トヨタの2026年度カレンダー(画像:トヨタ自動車労働組合)
トヨタの2026年度カレンダー(画像:トヨタ自動車労働組合)

 2026年の春季労使交渉では、大手企業を中心に満額回答が相次いだ。製造業全体でも満額回答は6割に達している。賃上げと並んで議論となったのが、業界独自の稼働体系だ。自動車業界では、工場の連続稼働を優先するため、祝日の出勤に代えて長期連休を設け、年間休日を調整してきた。

 それでも他産業と比べると休日の少なさは目立つ。自動車総連に加盟する企業の年間休日は121日が主流で、電機連合の126日と比べると

「5日差」

がある。この差は、生活の質を重視する若手や高度な専門知識を持つ人材が、他業種へ流れる一因となっているだろう。
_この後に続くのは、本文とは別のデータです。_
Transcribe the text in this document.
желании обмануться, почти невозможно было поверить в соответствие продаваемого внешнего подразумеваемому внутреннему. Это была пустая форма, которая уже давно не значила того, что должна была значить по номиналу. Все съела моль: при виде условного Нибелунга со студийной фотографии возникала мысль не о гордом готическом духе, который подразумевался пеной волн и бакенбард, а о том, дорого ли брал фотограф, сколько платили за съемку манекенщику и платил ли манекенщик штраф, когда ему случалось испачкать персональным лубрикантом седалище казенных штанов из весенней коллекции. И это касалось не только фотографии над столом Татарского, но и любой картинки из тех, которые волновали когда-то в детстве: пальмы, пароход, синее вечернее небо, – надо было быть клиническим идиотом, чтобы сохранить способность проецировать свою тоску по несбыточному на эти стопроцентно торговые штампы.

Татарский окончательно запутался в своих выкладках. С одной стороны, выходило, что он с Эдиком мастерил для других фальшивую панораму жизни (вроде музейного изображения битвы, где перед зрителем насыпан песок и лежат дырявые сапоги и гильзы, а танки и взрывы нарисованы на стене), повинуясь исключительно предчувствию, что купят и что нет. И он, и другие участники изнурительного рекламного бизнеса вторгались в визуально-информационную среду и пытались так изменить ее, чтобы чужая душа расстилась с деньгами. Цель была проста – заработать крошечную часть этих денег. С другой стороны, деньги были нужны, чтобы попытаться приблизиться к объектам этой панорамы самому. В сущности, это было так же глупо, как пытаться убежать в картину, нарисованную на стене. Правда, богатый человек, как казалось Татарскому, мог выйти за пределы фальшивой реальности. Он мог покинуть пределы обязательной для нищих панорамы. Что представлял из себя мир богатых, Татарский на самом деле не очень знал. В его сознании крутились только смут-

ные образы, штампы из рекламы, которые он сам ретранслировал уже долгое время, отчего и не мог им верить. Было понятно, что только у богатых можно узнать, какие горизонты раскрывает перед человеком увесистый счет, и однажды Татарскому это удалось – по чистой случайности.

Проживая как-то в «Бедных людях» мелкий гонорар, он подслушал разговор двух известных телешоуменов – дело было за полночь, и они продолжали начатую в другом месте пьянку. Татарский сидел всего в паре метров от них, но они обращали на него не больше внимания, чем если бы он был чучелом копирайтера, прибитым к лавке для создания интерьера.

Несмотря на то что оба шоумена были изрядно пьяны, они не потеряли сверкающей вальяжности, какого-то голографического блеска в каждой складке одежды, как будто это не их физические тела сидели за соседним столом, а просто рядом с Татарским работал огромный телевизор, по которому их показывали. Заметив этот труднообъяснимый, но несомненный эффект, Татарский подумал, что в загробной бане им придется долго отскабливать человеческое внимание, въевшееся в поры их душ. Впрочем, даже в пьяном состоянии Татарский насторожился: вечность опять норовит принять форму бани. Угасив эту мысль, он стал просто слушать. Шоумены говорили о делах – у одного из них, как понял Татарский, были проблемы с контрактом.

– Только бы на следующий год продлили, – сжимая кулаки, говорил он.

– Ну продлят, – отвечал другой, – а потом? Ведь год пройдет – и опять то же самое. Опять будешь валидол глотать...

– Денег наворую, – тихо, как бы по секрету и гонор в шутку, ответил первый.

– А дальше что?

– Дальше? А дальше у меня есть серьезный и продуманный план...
 トヨタは今春の交渉で、生産性向上の姿勢を明確に示した。自社の開発基準「TS(トヨタスタンダード)」を見直し、部品図面の作成回数を難易度に応じて減らす。さらに、車両制御などの種類を年内に3割減らす方針も打ち出した。これまでの過剰な品質管理や複雑な工程を削ぎ落とす取り組みであり、開発負担を軽くすることで、休日を増やす余力を生み出そうとしている。

 こうした効率化が進まなければ、働き方で他産業に劣る現状を変えるのは難しいのではないか。